Thomas Bowdler the Younger (1782–1856) was an Anglican priest, who wrote a memoir of his father, John Bowdler, and his uncle, Thomas Bowdler the elder. He was also editor of an expurgated version of Edward Gibbon's Decline and Fall of the Roman Empire, as prepared by his uncle.

==Life==
Thomas Bowdler was born on 13 March 1782, the eldest son of the lawyer and moral reformer, John Bowdler. His brother was John Bowdler the Younger, who became a lawyer. He was educated at Hyde Abbey School, Winchester, and at St John's College, Cambridge, where he proceeded B. A. in 1803, and M.A. in 1806.

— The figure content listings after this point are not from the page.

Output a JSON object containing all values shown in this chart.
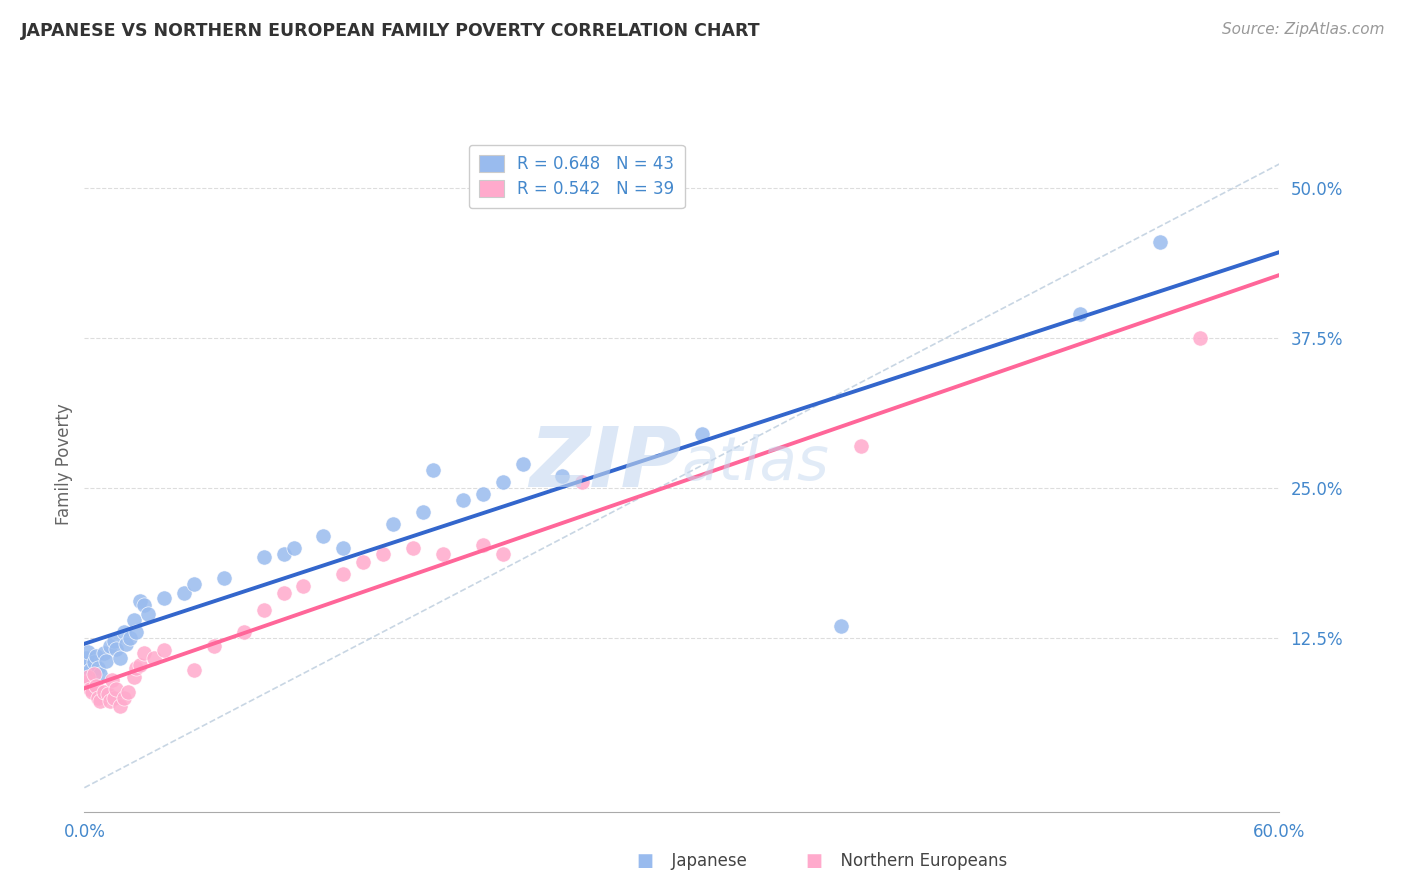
{
  "title": "JAPANESE VS NORTHERN EUROPEAN FAMILY POVERTY CORRELATION CHART",
  "source": "Source: ZipAtlas.com",
  "ylabel": "Family Poverty",
  "xlim": [
    0.0,
    0.6
  ],
  "ylim": [
    -0.02,
    0.56
  ],
  "ytick_values": [
    0.125,
    0.25,
    0.375,
    0.5
  ],
  "ytick_labels": [
    "12.5%",
    "25.0%",
    "37.5%",
    "50.0%"
  ],
  "xtick_values": [
    0.0,
    0.1,
    0.2,
    0.3,
    0.4,
    0.5,
    0.6
  ],
  "xtick_labels": [
    "0.0%",
    "",
    "",
    "",
    "",
    "",
    "60.0%"
  ],
  "legend_r1": "R = 0.648   N = 43",
  "legend_r2": "R = 0.542   N = 39",
  "japanese_color": "#99bbee",
  "northern_color": "#ffaacc",
  "regression_japanese_color": "#3366cc",
  "regression_northern_color": "#ff6699",
  "dashed_line_color": "#bbccdd",
  "tick_color": "#4488cc",
  "watermark_text": "ZIPatlas",
  "japanese_points": [
    [
      0.001,
      0.102
    ],
    [
      0.001,
      0.108
    ],
    [
      0.002,
      0.113
    ],
    [
      0.003,
      0.098
    ],
    [
      0.005,
      0.105
    ],
    [
      0.006,
      0.11
    ],
    [
      0.007,
      0.1
    ],
    [
      0.008,
      0.095
    ],
    [
      0.01,
      0.112
    ],
    [
      0.011,
      0.106
    ],
    [
      0.013,
      0.118
    ],
    [
      0.015,
      0.122
    ],
    [
      0.016,
      0.116
    ],
    [
      0.018,
      0.108
    ],
    [
      0.02,
      0.13
    ],
    [
      0.021,
      0.12
    ],
    [
      0.023,
      0.125
    ],
    [
      0.025,
      0.14
    ],
    [
      0.026,
      0.13
    ],
    [
      0.028,
      0.156
    ],
    [
      0.03,
      0.152
    ],
    [
      0.032,
      0.145
    ],
    [
      0.04,
      0.158
    ],
    [
      0.05,
      0.162
    ],
    [
      0.055,
      0.17
    ],
    [
      0.07,
      0.175
    ],
    [
      0.09,
      0.192
    ],
    [
      0.1,
      0.195
    ],
    [
      0.105,
      0.2
    ],
    [
      0.12,
      0.21
    ],
    [
      0.13,
      0.2
    ],
    [
      0.155,
      0.22
    ],
    [
      0.17,
      0.23
    ],
    [
      0.175,
      0.265
    ],
    [
      0.19,
      0.24
    ],
    [
      0.2,
      0.245
    ],
    [
      0.21,
      0.255
    ],
    [
      0.22,
      0.27
    ],
    [
      0.24,
      0.26
    ],
    [
      0.31,
      0.295
    ],
    [
      0.38,
      0.135
    ],
    [
      0.5,
      0.395
    ],
    [
      0.54,
      0.455
    ]
  ],
  "northern_points": [
    [
      0.001,
      0.088
    ],
    [
      0.002,
      0.092
    ],
    [
      0.003,
      0.082
    ],
    [
      0.004,
      0.08
    ],
    [
      0.005,
      0.095
    ],
    [
      0.006,
      0.085
    ],
    [
      0.007,
      0.075
    ],
    [
      0.008,
      0.072
    ],
    [
      0.01,
      0.08
    ],
    [
      0.012,
      0.078
    ],
    [
      0.013,
      0.072
    ],
    [
      0.014,
      0.09
    ],
    [
      0.015,
      0.075
    ],
    [
      0.016,
      0.082
    ],
    [
      0.018,
      0.068
    ],
    [
      0.02,
      0.075
    ],
    [
      0.022,
      0.08
    ],
    [
      0.025,
      0.092
    ],
    [
      0.026,
      0.1
    ],
    [
      0.028,
      0.102
    ],
    [
      0.03,
      0.112
    ],
    [
      0.035,
      0.108
    ],
    [
      0.04,
      0.115
    ],
    [
      0.055,
      0.098
    ],
    [
      0.065,
      0.118
    ],
    [
      0.08,
      0.13
    ],
    [
      0.09,
      0.148
    ],
    [
      0.1,
      0.162
    ],
    [
      0.11,
      0.168
    ],
    [
      0.13,
      0.178
    ],
    [
      0.14,
      0.188
    ],
    [
      0.15,
      0.195
    ],
    [
      0.165,
      0.2
    ],
    [
      0.18,
      0.195
    ],
    [
      0.2,
      0.202
    ],
    [
      0.21,
      0.195
    ],
    [
      0.25,
      0.255
    ],
    [
      0.39,
      0.285
    ],
    [
      0.56,
      0.375
    ]
  ]
}
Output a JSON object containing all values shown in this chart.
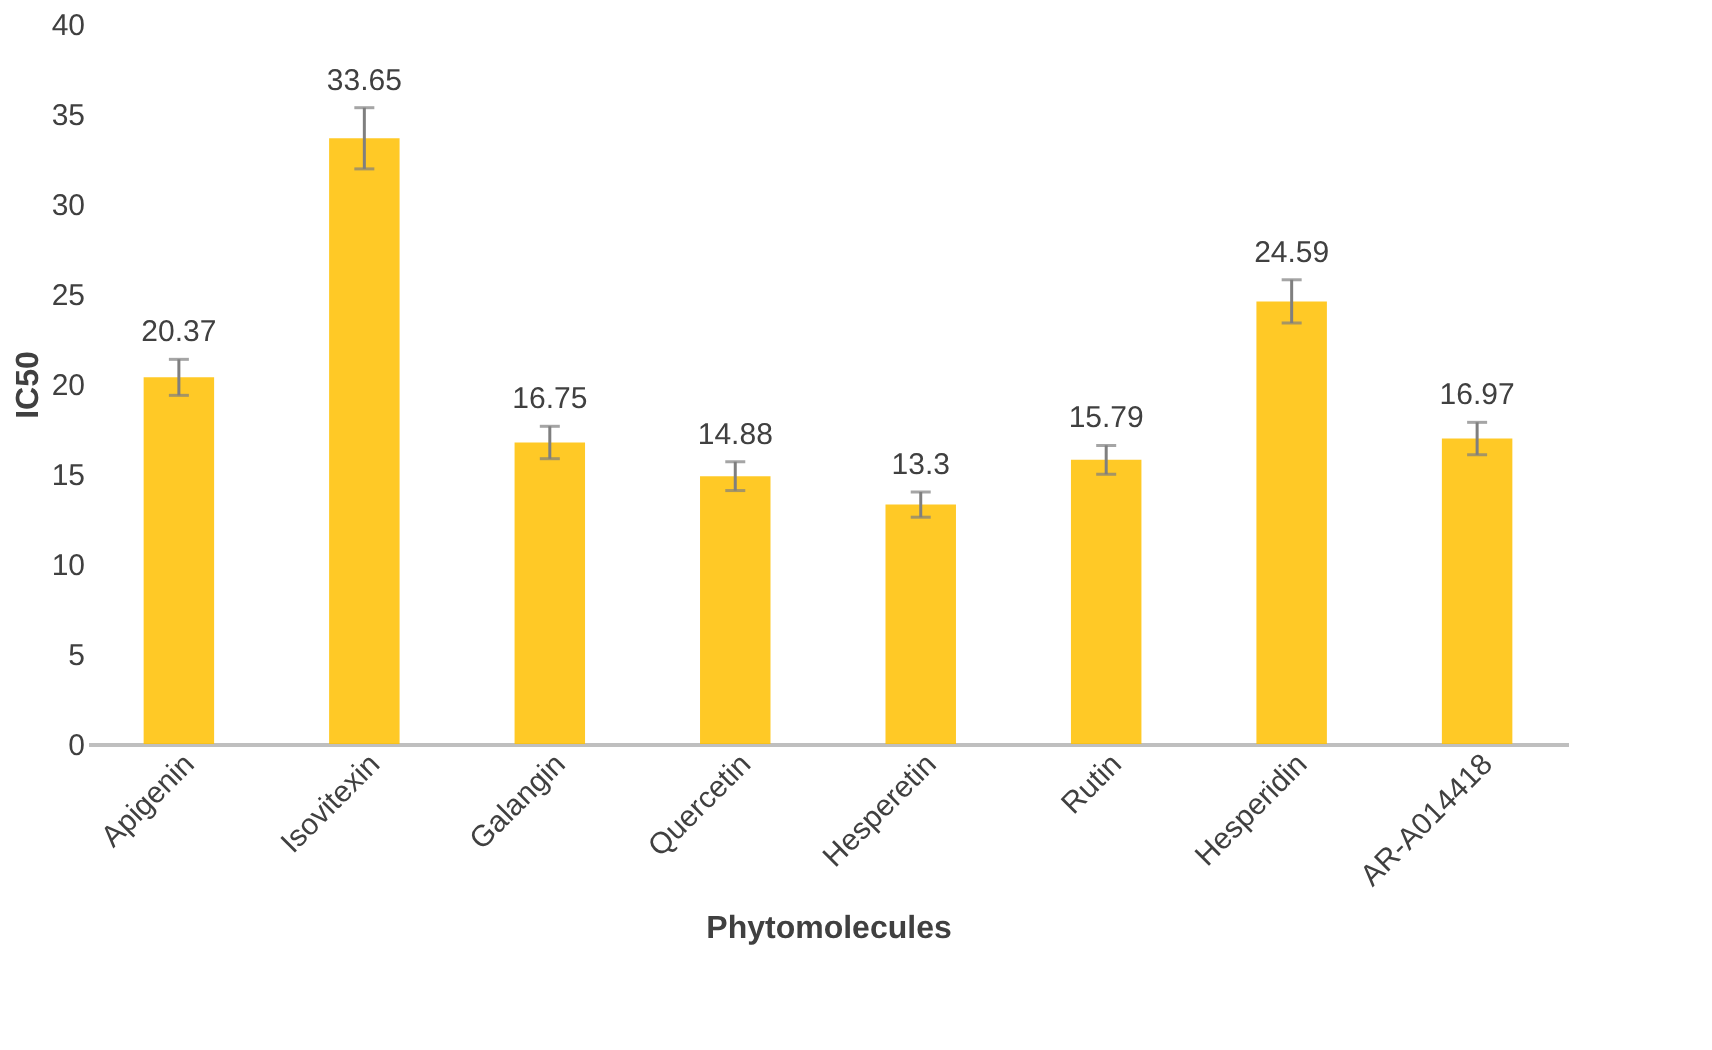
{
  "chart_data": {
    "type": "bar",
    "xlabel": "Phytomolecules",
    "ylabel": "IC50",
    "categories": [
      "Apigenin",
      "Isovitexin",
      "Galangin",
      "Quercetin",
      "Hesperetin",
      "Rutin",
      "Hesperidin",
      "AR-A014418"
    ],
    "values": [
      20.37,
      33.65,
      16.75,
      14.88,
      13.3,
      15.79,
      24.59,
      16.97
    ],
    "errors": [
      1.0,
      1.7,
      0.9,
      0.8,
      0.7,
      0.8,
      1.2,
      0.9
    ],
    "color": "#ffc000",
    "data_labels": true,
    "grid": false,
    "ylim": [
      0,
      40
    ],
    "yticks": [
      0,
      5,
      10,
      15,
      20,
      25,
      30,
      35,
      40
    ]
  }
}
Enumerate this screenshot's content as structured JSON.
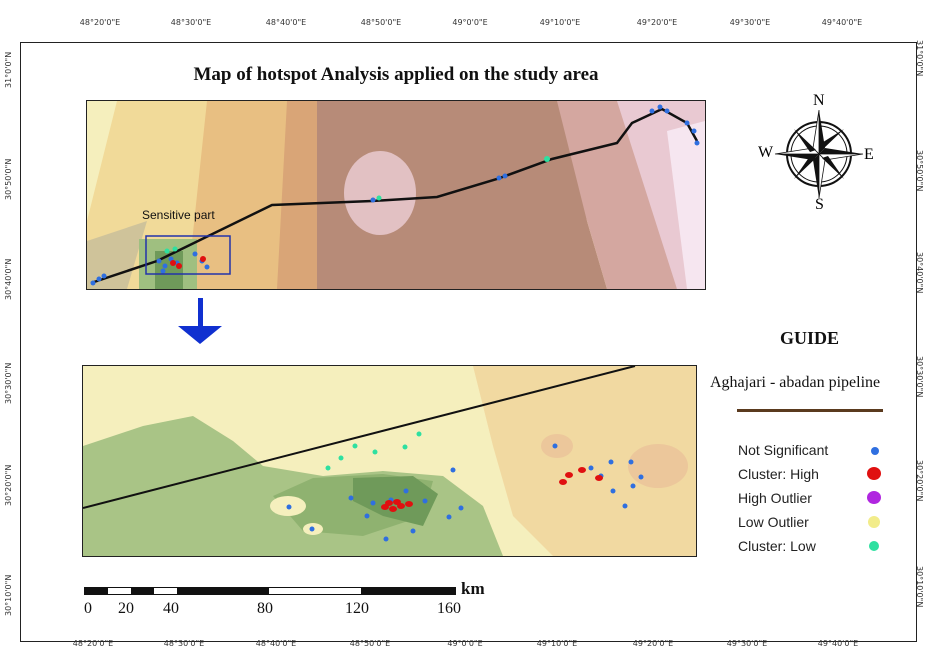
{
  "title": "Map of hotspot Analysis applied on the study area",
  "ticks": {
    "top": [
      "48°20'0\"E",
      "48°30'0\"E",
      "48°40'0\"E",
      "48°50'0\"E",
      "49°0'0\"E",
      "49°10'0\"E",
      "49°20'0\"E",
      "49°30'0\"E",
      "49°40'0\"E"
    ],
    "bottom": [
      "48°20'0\"E",
      "48°30'0\"E",
      "48°40'0\"E",
      "48°50'0\"E",
      "49°0'0\"E",
      "49°10'0\"E",
      "49°20'0\"E",
      "49°30'0\"E",
      "49°40'0\"E"
    ],
    "left": [
      "31°0'0\"N",
      "30°50'0\"N",
      "30°40'0\"N",
      "30°30'0\"N",
      "30°20'0\"N",
      "30°10'0\"N"
    ],
    "right": [
      "31°0'0\"N",
      "30°50'0\"N",
      "30°40'0\"N",
      "30°30'0\"N",
      "30°20'0\"N",
      "30°10'0\"N"
    ]
  },
  "inset": {
    "sensitive_label": "Sensitive part"
  },
  "compass": {
    "n": "N",
    "s": "S",
    "e": "E",
    "w": "W"
  },
  "guide": {
    "title": "GUIDE",
    "pipeline_label": "Aghajari - abadan pipeline",
    "pipeline_color": "#5a3a1e",
    "items": [
      {
        "label": "Not Significant",
        "color": "#2f6fe0"
      },
      {
        "label": "Cluster: High",
        "color": "#e01010"
      },
      {
        "label": "High Outlier",
        "color": "#b026e0"
      },
      {
        "label": "Low Outlier",
        "color": "#f2ec8a"
      },
      {
        "label": "Cluster: Low",
        "color": "#2ee0a0"
      }
    ]
  },
  "scale": {
    "unit": "km",
    "labels": [
      "0",
      "20",
      "40",
      "80",
      "120",
      "160"
    ]
  }
}
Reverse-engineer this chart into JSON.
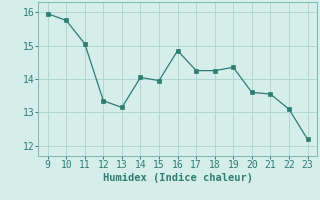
{
  "x": [
    9,
    10,
    11,
    12,
    13,
    14,
    15,
    16,
    17,
    18,
    19,
    20,
    21,
    22,
    23
  ],
  "y": [
    15.95,
    15.75,
    15.05,
    13.35,
    13.15,
    14.05,
    13.95,
    14.85,
    14.25,
    14.25,
    14.35,
    13.6,
    13.55,
    13.1,
    12.2
  ],
  "line_color": "#2e7d72",
  "marker": "s",
  "marker_color": "#2e7d72",
  "bg_color": "#d6eeea",
  "grid_color": "#b0d8d0",
  "xlabel": "Humidex (Indice chaleur)",
  "xlabel_fontsize": 7.5,
  "tick_fontsize": 7,
  "xlim": [
    8.5,
    23.5
  ],
  "ylim": [
    11.7,
    16.3
  ],
  "xticks": [
    9,
    10,
    11,
    12,
    13,
    14,
    15,
    16,
    17,
    18,
    19,
    20,
    21,
    22,
    23
  ],
  "yticks": [
    12,
    13,
    14,
    15,
    16
  ]
}
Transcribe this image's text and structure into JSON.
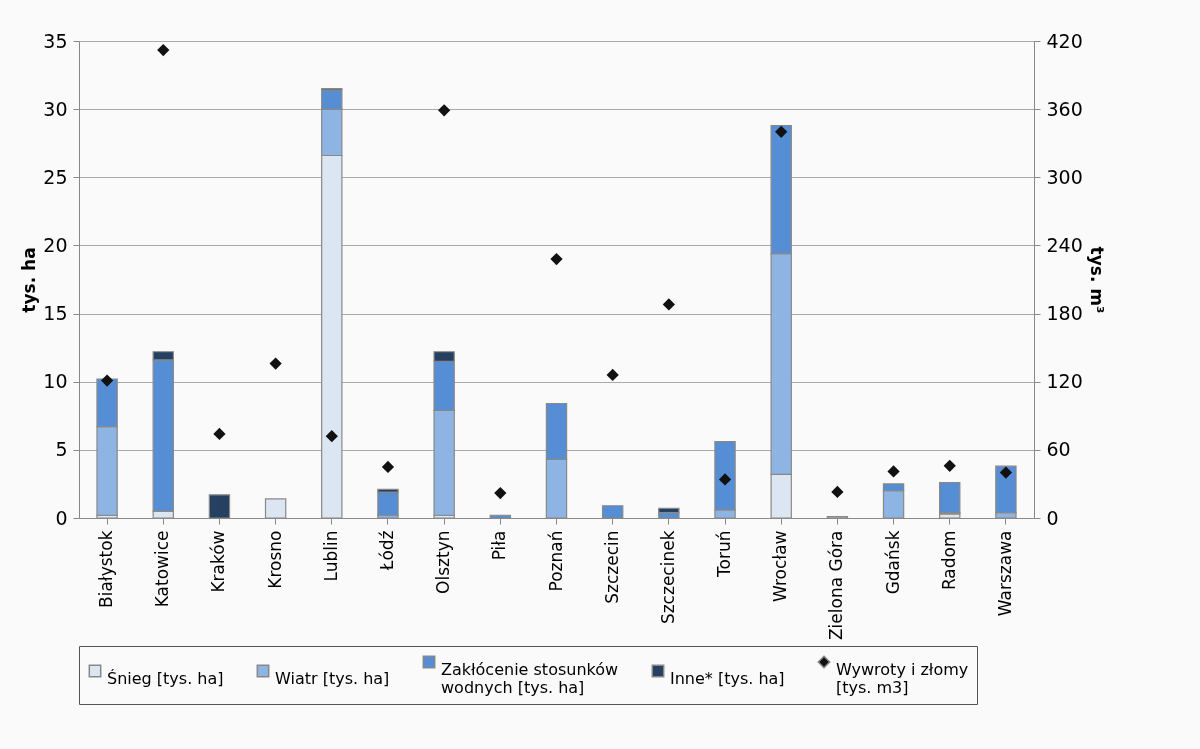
{
  "chart_data": {
    "type": "bar",
    "stacked": true,
    "ylabel": "tys. ha",
    "y2label": "tys. m³",
    "categories": [
      "Białystok",
      "Katowice",
      "Kraków",
      "Krosno",
      "Lublin",
      "Łódź",
      "Olsztyn",
      "Piła",
      "Poznań",
      "Szczecin",
      "Szczecinek",
      "Toruń",
      "Wrocław",
      "Zielona Góra",
      "Gdańsk",
      "Radom",
      "Warszawa"
    ],
    "series": [
      {
        "name": "Śnieg [tys. ha]",
        "color": "#dce6f2",
        "values": [
          0.2,
          0.5,
          0,
          1.4,
          26.6,
          0,
          0.2,
          0,
          0,
          0,
          0,
          0,
          3.2,
          0.1,
          0,
          0.3,
          0
        ]
      },
      {
        "name": "Wiatr [tys. ha]",
        "color": "#8eb4e3",
        "values": [
          6.5,
          0,
          0,
          0,
          3.4,
          0.2,
          7.7,
          0,
          4.3,
          0,
          0,
          0.6,
          16.2,
          0,
          2.0,
          0.1,
          0.4
        ]
      },
      {
        "name": "Zakłócenie stosunków wodnych [tys. ha]",
        "color": "#558ed5",
        "values": [
          3.5,
          11.1,
          0,
          0,
          1.4,
          1.7,
          3.6,
          0.2,
          4.1,
          0.9,
          0.4,
          5.0,
          9.4,
          0,
          0.5,
          2.2,
          3.4
        ]
      },
      {
        "name": "Inne* [tys. ha]",
        "color": "#254061",
        "values": [
          0,
          0.6,
          1.7,
          0,
          0.1,
          0.2,
          0.7,
          0,
          0,
          0,
          0.3,
          0,
          0,
          0,
          0,
          0,
          0
        ]
      },
      {
        "name": "Wywroty i złomy [tys. m3]",
        "type": "scatter",
        "axis": "y2",
        "marker": "diamond",
        "color": "#111111",
        "values": [
          121,
          412,
          74,
          136,
          72,
          45,
          359,
          22,
          228,
          126,
          188,
          34,
          340,
          23,
          41,
          46,
          40
        ]
      }
    ],
    "ylim": [
      0,
      35
    ],
    "yticks": [
      0,
      5,
      10,
      15,
      20,
      25,
      30,
      35
    ],
    "y2lim": [
      0,
      420
    ],
    "y2ticks": [
      0,
      60,
      120,
      180,
      240,
      300,
      360,
      420
    ],
    "grid": "y",
    "legend": "bottom"
  }
}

In 1803 he was appointed curate of Leyton, Essex; and after holding the livings of Ash and Ridley, and of Addington, Kent, he became in 1834 incumbent of the church at Sydenham.

He took an active part in opposing the Tractarian movement around 1840. In 1846 he became secretary of the Church Building Society, which his father had been instrumental in founding. On 7 December 1849 he received a prebend in St Paul's Cathedral.

He died on 12 November 1856.

==Works==
Collections of his sermons were published in 1820, 1834, and 1846. In 1825 was published his memoir of his father and uncle, Memoir of the Late John Bowdler, Esq., To Which Is Added, Some Account of the Late Thomas Bowdler, Esq. Editor of the Family Shakspeare. He edited with Launcelot Sharpe the Greek version of the Devotions of Lancelot Andrewes. He was also editor of the expurgated edition of Edward Gibbon (1826) prepared by his uncle, Thomas Bowdler the elder.

==Family==
In about 1804, he married Phœbe, the daughter of mariner and merchant Joseph Cotton. His wife died in December 1854. Of the nine children they had, four died in infancy, and three in succession between 1833 and 1839.